Michael Ray’s ‘Holy Water’ Ain’t Your Typical Church Song [Listen]
The title of Michael Ray's latest single sounds like a typical church song. However, "Holy Water" is not the story of redemption or saving grace — it's the opposite.
The song centers around a preacher who's caught up in a scandalous side hustle selling moonshine. When he rolls up to the church in a new Lincoln, some people start getting suspicious. At last, he is confronted by some members of his congregation. Rather than turn himself in, he recruits them to join his business.
Now there are two more Lincolns in the church parking lot.
"Holy Water" was expertly written by Ashley Gorley, Ben Johnson, Hunter Phelps and ACM Songwriter to the Year Michael Hardy. The lyrics draw you in and carry you through the story. The melody is in the same category as Blake Shelton's "Ole Red" and could easily be considered a Southern classic like "Man of Constant Sorrow," which has been covered by numerous artists.
"Holy Water" feels like the Florida pines mentioned in the song — gritty and dense, with many secrets to find.

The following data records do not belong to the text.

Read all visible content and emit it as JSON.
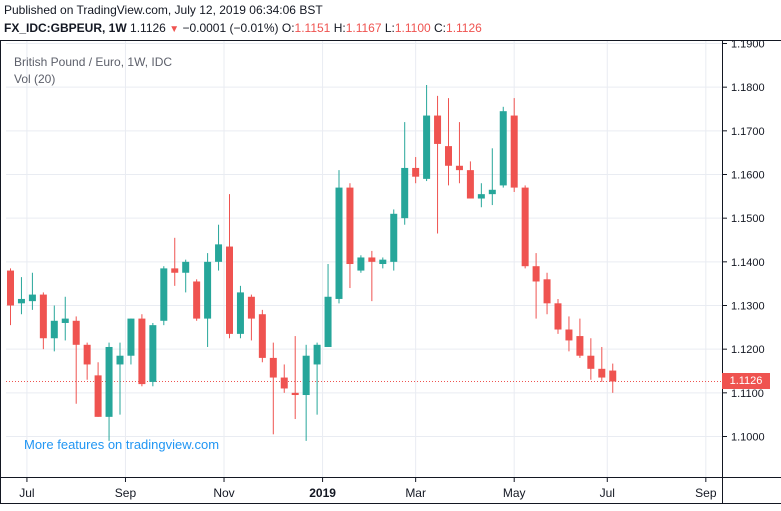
{
  "header": {
    "published": "Published on TradingView.com, July 12, 2019 06:34:06 BST",
    "symbol": "FX_IDC:GBPEUR, 1W",
    "last": "1.1126",
    "change": "−0.0001 (−0.01%)",
    "o_label": "O:",
    "o_value": "1.1151",
    "h_label": "H:",
    "h_value": "1.1167",
    "l_label": "L:",
    "l_value": "1.1100",
    "c_label": "C:",
    "c_value": "1.1126"
  },
  "legend": {
    "title": "British Pound / Euro, 1W, IDC",
    "volume": "Vol (20)"
  },
  "promo_text": "More features on tradingview.com",
  "price_tag": "1.1126",
  "colors": {
    "up": "#26a69a",
    "down": "#ef5350",
    "grid": "#e9ecf2",
    "axis": "#131722",
    "last_line": "#ef5350"
  },
  "chart_data": {
    "type": "candlestick",
    "ylim": [
      1.092,
      1.192
    ],
    "y_ticks": [
      "1.1900",
      "1.1800",
      "1.1700",
      "1.1600",
      "1.1500",
      "1.1400",
      "1.1300",
      "1.1200",
      "1.1100",
      "1.1000"
    ],
    "x_ticks": [
      {
        "label": "Jul",
        "index": 1.5
      },
      {
        "label": "Sep",
        "index": 10.5
      },
      {
        "label": "Nov",
        "index": 19.5
      },
      {
        "label": "2019",
        "index": 28.5
      },
      {
        "label": "Mar",
        "index": 37
      },
      {
        "label": "May",
        "index": 46
      },
      {
        "label": "Jul",
        "index": 54.5
      },
      {
        "label": "Sep",
        "index": 63.5
      }
    ],
    "last_price": 1.1126,
    "candles": [
      {
        "o": 1.138,
        "h": 1.1385,
        "l": 1.1255,
        "c": 1.13
      },
      {
        "o": 1.1305,
        "h": 1.1365,
        "l": 1.128,
        "c": 1.1315
      },
      {
        "o": 1.131,
        "h": 1.1375,
        "l": 1.129,
        "c": 1.1325
      },
      {
        "o": 1.1325,
        "h": 1.133,
        "l": 1.12,
        "c": 1.1225
      },
      {
        "o": 1.1225,
        "h": 1.13,
        "l": 1.1195,
        "c": 1.1265
      },
      {
        "o": 1.126,
        "h": 1.132,
        "l": 1.122,
        "c": 1.127
      },
      {
        "o": 1.1265,
        "h": 1.1275,
        "l": 1.1075,
        "c": 1.121
      },
      {
        "o": 1.121,
        "h": 1.1215,
        "l": 1.113,
        "c": 1.1165
      },
      {
        "o": 1.114,
        "h": 1.117,
        "l": 1.1045,
        "c": 1.1045
      },
      {
        "o": 1.1045,
        "h": 1.1215,
        "l": 1.099,
        "c": 1.1205
      },
      {
        "o": 1.1165,
        "h": 1.1215,
        "l": 1.105,
        "c": 1.1185
      },
      {
        "o": 1.1185,
        "h": 1.127,
        "l": 1.1165,
        "c": 1.127
      },
      {
        "o": 1.127,
        "h": 1.128,
        "l": 1.1115,
        "c": 1.112
      },
      {
        "o": 1.1125,
        "h": 1.126,
        "l": 1.1115,
        "c": 1.1255
      },
      {
        "o": 1.1265,
        "h": 1.139,
        "l": 1.1255,
        "c": 1.1385
      },
      {
        "o": 1.1385,
        "h": 1.1455,
        "l": 1.1345,
        "c": 1.1375
      },
      {
        "o": 1.1375,
        "h": 1.1405,
        "l": 1.133,
        "c": 1.14
      },
      {
        "o": 1.1355,
        "h": 1.136,
        "l": 1.1265,
        "c": 1.127
      },
      {
        "o": 1.127,
        "h": 1.142,
        "l": 1.1205,
        "c": 1.14
      },
      {
        "o": 1.14,
        "h": 1.1485,
        "l": 1.138,
        "c": 1.144
      },
      {
        "o": 1.1435,
        "h": 1.1555,
        "l": 1.1225,
        "c": 1.1235
      },
      {
        "o": 1.1235,
        "h": 1.1345,
        "l": 1.1225,
        "c": 1.133
      },
      {
        "o": 1.132,
        "h": 1.1325,
        "l": 1.122,
        "c": 1.127
      },
      {
        "o": 1.128,
        "h": 1.129,
        "l": 1.117,
        "c": 1.118
      },
      {
        "o": 1.118,
        "h": 1.1215,
        "l": 1.1005,
        "c": 1.1135
      },
      {
        "o": 1.1135,
        "h": 1.1165,
        "l": 1.11,
        "c": 1.111
      },
      {
        "o": 1.11,
        "h": 1.123,
        "l": 1.104,
        "c": 1.1095
      },
      {
        "o": 1.1095,
        "h": 1.121,
        "l": 1.099,
        "c": 1.1185
      },
      {
        "o": 1.1165,
        "h": 1.1215,
        "l": 1.105,
        "c": 1.121
      },
      {
        "o": 1.1205,
        "h": 1.1395,
        "l": 1.1205,
        "c": 1.132
      },
      {
        "o": 1.1315,
        "h": 1.161,
        "l": 1.1305,
        "c": 1.157
      },
      {
        "o": 1.157,
        "h": 1.158,
        "l": 1.134,
        "c": 1.1395
      },
      {
        "o": 1.138,
        "h": 1.1415,
        "l": 1.1375,
        "c": 1.141
      },
      {
        "o": 1.141,
        "h": 1.1425,
        "l": 1.131,
        "c": 1.14
      },
      {
        "o": 1.1395,
        "h": 1.141,
        "l": 1.1385,
        "c": 1.1405
      },
      {
        "o": 1.14,
        "h": 1.152,
        "l": 1.138,
        "c": 1.151
      },
      {
        "o": 1.15,
        "h": 1.172,
        "l": 1.1485,
        "c": 1.1615
      },
      {
        "o": 1.1615,
        "h": 1.164,
        "l": 1.158,
        "c": 1.1595
      },
      {
        "o": 1.159,
        "h": 1.1805,
        "l": 1.1585,
        "c": 1.1735
      },
      {
        "o": 1.1735,
        "h": 1.178,
        "l": 1.1465,
        "c": 1.167
      },
      {
        "o": 1.1665,
        "h": 1.1775,
        "l": 1.1575,
        "c": 1.162
      },
      {
        "o": 1.162,
        "h": 1.172,
        "l": 1.158,
        "c": 1.161
      },
      {
        "o": 1.161,
        "h": 1.163,
        "l": 1.1545,
        "c": 1.1545
      },
      {
        "o": 1.1545,
        "h": 1.158,
        "l": 1.1525,
        "c": 1.1555
      },
      {
        "o": 1.1555,
        "h": 1.166,
        "l": 1.153,
        "c": 1.1565
      },
      {
        "o": 1.1575,
        "h": 1.1755,
        "l": 1.157,
        "c": 1.1745
      },
      {
        "o": 1.1735,
        "h": 1.1775,
        "l": 1.156,
        "c": 1.157
      },
      {
        "o": 1.157,
        "h": 1.1575,
        "l": 1.1385,
        "c": 1.139
      },
      {
        "o": 1.139,
        "h": 1.142,
        "l": 1.127,
        "c": 1.1355
      },
      {
        "o": 1.136,
        "h": 1.1375,
        "l": 1.128,
        "c": 1.1305
      },
      {
        "o": 1.1305,
        "h": 1.1315,
        "l": 1.1235,
        "c": 1.1245
      },
      {
        "o": 1.1245,
        "h": 1.1275,
        "l": 1.1195,
        "c": 1.122
      },
      {
        "o": 1.123,
        "h": 1.127,
        "l": 1.118,
        "c": 1.1185
      },
      {
        "o": 1.1185,
        "h": 1.1225,
        "l": 1.113,
        "c": 1.1155
      },
      {
        "o": 1.1155,
        "h": 1.1205,
        "l": 1.1125,
        "c": 1.1135
      },
      {
        "o": 1.1151,
        "h": 1.1167,
        "l": 1.11,
        "c": 1.1126
      }
    ]
  }
}
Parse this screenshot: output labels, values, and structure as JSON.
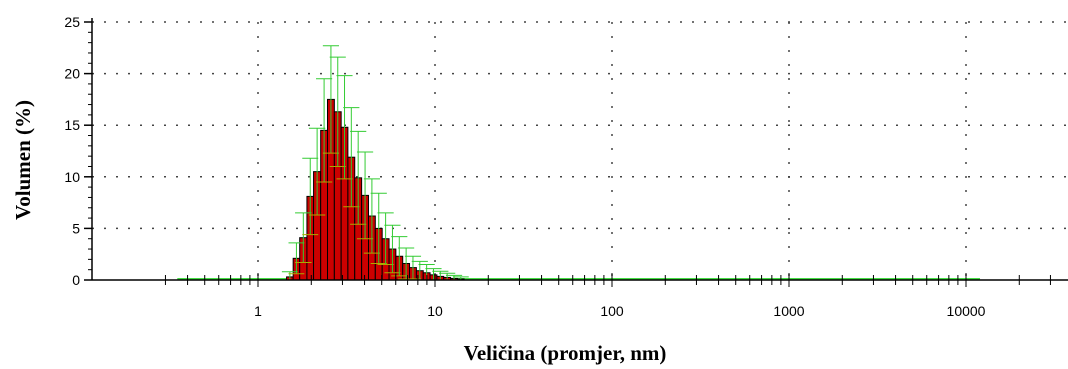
{
  "chart_data": {
    "type": "bar",
    "title": "",
    "xlabel": "Veličina (promjer, nm)",
    "ylabel": "Volumen (%)",
    "x_scale": "log",
    "xlim": [
      0.3,
      30000
    ],
    "ylim": [
      0,
      25
    ],
    "y_ticks": [
      "0",
      "5",
      "10",
      "15",
      "20",
      "25"
    ],
    "x_ticks": [
      {
        "value": 1,
        "label": "1"
      },
      {
        "value": 10,
        "label": "10"
      },
      {
        "value": 100,
        "label": "100"
      },
      {
        "value": 1000,
        "label": "1000"
      },
      {
        "value": 10000,
        "label": "10000"
      }
    ],
    "grid": true,
    "bar_color": "#cc0000",
    "errorbar_color": "#33cc33",
    "bins": [
      {
        "x_start": 1.45,
        "x_end": 1.58,
        "value": 0.3,
        "error": 0.5
      },
      {
        "x_start": 1.58,
        "x_end": 1.72,
        "value": 2.1,
        "error": 1.5
      },
      {
        "x_start": 1.72,
        "x_end": 1.89,
        "value": 4.1,
        "error": 2.4
      },
      {
        "x_start": 1.89,
        "x_end": 2.06,
        "value": 8.1,
        "error": 3.7
      },
      {
        "x_start": 2.06,
        "x_end": 2.26,
        "value": 10.5,
        "error": 4.2
      },
      {
        "x_start": 2.26,
        "x_end": 2.47,
        "value": 14.5,
        "error": 5.0
      },
      {
        "x_start": 2.47,
        "x_end": 2.7,
        "value": 17.5,
        "error": 5.2
      },
      {
        "x_start": 2.7,
        "x_end": 2.95,
        "value": 16.3,
        "error": 5.3
      },
      {
        "x_start": 2.95,
        "x_end": 3.22,
        "value": 14.8,
        "error": 5.0
      },
      {
        "x_start": 3.22,
        "x_end": 3.52,
        "value": 11.9,
        "error": 4.8
      },
      {
        "x_start": 3.52,
        "x_end": 3.85,
        "value": 9.9,
        "error": 4.5
      },
      {
        "x_start": 3.85,
        "x_end": 4.21,
        "value": 8.2,
        "error": 4.2
      },
      {
        "x_start": 4.21,
        "x_end": 4.6,
        "value": 6.2,
        "error": 3.6
      },
      {
        "x_start": 4.6,
        "x_end": 5.03,
        "value": 5.0,
        "error": 3.4
      },
      {
        "x_start": 5.03,
        "x_end": 5.5,
        "value": 4.0,
        "error": 2.5
      },
      {
        "x_start": 5.5,
        "x_end": 6.01,
        "value": 3.0,
        "error": 2.3
      },
      {
        "x_start": 6.01,
        "x_end": 6.57,
        "value": 2.3,
        "error": 1.9
      },
      {
        "x_start": 6.57,
        "x_end": 7.18,
        "value": 1.6,
        "error": 1.5
      },
      {
        "x_start": 7.18,
        "x_end": 7.85,
        "value": 1.2,
        "error": 1.1
      },
      {
        "x_start": 7.85,
        "x_end": 8.58,
        "value": 0.9,
        "error": 0.9
      },
      {
        "x_start": 8.58,
        "x_end": 9.38,
        "value": 0.7,
        "error": 0.8
      },
      {
        "x_start": 9.38,
        "x_end": 10.25,
        "value": 0.5,
        "error": 0.6
      },
      {
        "x_start": 10.25,
        "x_end": 11.2,
        "value": 0.35,
        "error": 0.5
      },
      {
        "x_start": 11.2,
        "x_end": 12.25,
        "value": 0.25,
        "error": 0.4
      },
      {
        "x_start": 12.25,
        "x_end": 13.4,
        "value": 0.15,
        "error": 0.3
      },
      {
        "x_start": 13.4,
        "x_end": 14.6,
        "value": 0.1,
        "error": 0.2
      }
    ]
  }
}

Although he didn't have a hand in writing it, Ray says the song is eerily similar to his family's history. Growing up in central Florida, he spent plenty of time with his grandparents. One day while enjoying a shot with them, his grandmother nonchalantly said to his grandfather, "This tastes like the moonshine we used to run." She then told Ray the story of how the two of them used to run moonshine through Florida and the East Coast in their earlier days.
"As soon as I heard it, I was like, 'Oh, this is, first off, exactly what I've been looking for, what I've been trying to nail here," but also, like, it's that story-song," Ray tells the Boot. "It put my mind at Cassia Baptist Church and put my mind at my great-grandma's little yellow house ... You don't forget your grandmother telling you that they ran moonshine."
Ray plays off of the similarities between the song and his family history in the music video for "Holy Water," which was filmed at the same tiny white church that the country singer grew up attending.